From business to politics
Musk has a number of other business interests. Tesla has been active in solar energy and battery storage since its acquisition of SolarCity in 2016. Musk is also chief executive of Neuralink, a brain-computer interface company he co-founded in 2016. Founded in 2016, The Boring Company is Musk's tunnel construction and underground transport venture. SpaceX also sits at the centre of Musk's growing artificial intelligence ambitions through its ties to xAI and social media platform X.In sum, Musk’s companies have kept America at the forefront of the defining industries of our era
Musk, too, has deeply involved himself in politics. Over the past few years, Musk has shifted from being an Obama democrat to the populist right that includes even Bobby Kennedy Jr. He aligned himself with Donald Trump’s 2024 presidential campaign before going on to lead the Trump administration’s controversial campaign, under Department of Government Efficiency, to cut waste and fraud in the federal government.

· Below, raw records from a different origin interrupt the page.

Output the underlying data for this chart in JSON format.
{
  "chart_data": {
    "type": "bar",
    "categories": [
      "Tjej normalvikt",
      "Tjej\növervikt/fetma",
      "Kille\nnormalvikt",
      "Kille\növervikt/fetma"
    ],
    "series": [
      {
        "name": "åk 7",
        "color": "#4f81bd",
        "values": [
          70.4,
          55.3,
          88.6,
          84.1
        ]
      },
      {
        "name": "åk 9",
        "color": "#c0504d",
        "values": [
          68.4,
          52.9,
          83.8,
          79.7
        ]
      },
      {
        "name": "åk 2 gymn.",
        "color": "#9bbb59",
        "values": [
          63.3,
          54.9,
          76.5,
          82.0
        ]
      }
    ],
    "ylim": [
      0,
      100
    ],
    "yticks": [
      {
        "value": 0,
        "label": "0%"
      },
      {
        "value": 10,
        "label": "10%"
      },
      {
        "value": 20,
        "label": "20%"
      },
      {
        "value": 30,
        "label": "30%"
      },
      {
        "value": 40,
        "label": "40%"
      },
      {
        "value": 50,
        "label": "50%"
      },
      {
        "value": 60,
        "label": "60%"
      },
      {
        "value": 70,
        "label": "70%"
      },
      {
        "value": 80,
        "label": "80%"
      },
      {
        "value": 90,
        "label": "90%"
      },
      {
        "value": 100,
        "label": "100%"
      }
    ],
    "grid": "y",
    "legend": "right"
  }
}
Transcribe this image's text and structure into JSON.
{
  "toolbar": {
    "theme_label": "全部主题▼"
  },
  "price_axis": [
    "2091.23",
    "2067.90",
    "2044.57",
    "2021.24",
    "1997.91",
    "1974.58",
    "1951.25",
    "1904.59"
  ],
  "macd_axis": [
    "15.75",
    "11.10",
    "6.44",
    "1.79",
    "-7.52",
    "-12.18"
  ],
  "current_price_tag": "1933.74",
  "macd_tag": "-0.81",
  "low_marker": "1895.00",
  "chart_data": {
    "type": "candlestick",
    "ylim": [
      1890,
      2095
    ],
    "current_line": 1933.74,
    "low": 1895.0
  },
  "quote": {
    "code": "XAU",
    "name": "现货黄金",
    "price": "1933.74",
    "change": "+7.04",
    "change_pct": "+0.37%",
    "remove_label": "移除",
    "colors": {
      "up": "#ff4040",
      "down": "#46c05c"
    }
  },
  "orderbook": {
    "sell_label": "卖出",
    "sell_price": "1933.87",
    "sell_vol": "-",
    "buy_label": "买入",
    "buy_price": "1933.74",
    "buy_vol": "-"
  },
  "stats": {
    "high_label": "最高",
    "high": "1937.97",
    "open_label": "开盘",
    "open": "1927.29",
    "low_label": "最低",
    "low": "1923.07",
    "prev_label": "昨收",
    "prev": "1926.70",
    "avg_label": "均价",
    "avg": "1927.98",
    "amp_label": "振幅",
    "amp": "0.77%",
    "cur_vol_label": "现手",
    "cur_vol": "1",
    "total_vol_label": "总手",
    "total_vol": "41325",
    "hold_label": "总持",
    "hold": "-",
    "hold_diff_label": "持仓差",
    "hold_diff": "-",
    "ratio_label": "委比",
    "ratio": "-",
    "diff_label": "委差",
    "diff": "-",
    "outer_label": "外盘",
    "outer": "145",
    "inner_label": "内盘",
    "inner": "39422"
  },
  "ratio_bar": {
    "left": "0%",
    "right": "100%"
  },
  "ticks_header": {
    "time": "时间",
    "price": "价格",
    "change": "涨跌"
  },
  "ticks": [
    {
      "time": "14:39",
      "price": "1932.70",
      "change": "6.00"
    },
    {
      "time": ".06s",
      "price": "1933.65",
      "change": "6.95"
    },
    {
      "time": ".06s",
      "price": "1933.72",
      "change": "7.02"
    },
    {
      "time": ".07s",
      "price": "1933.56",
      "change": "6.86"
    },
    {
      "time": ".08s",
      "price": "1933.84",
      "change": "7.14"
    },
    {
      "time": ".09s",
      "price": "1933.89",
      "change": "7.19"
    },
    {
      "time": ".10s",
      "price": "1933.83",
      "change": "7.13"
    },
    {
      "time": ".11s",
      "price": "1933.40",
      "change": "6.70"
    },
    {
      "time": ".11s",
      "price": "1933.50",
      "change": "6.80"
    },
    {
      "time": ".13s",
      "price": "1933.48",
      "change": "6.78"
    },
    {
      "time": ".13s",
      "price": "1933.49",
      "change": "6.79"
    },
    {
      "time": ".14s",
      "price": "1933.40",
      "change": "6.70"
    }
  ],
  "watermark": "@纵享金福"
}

What is the future for Elon Musk?
Musk does not see the value of philanthropy like Bill Gates. He believes that his companies are making a greater contribution to human welfare. Moreover, he is always looking for drama. He's always putting his chips back on the table, always risking things. He loves being in the arena. He is a drama magnet. Peter Theil, the controversial far-right Silicon Valley entrepreneur, said that most great entrepreneurs know how to calculate risk. But he said Musk is different, he's addicted to risk.Since the publication of Isaacson’s book, Elon Musk’s company SpaceX executed the largest initial public offering in world history, debuting on the Nasdaq on June 12 with a $75 billion offering. One consequence is that Musk, the world’s richest person, is now the world’s first trillionaire.
Isaacson notes that people either love him or hate Musk. He concludes however that we should avoid such polarising views. As Shakespeare argues, even the best people are molded out of faults, we are a rich tapestry.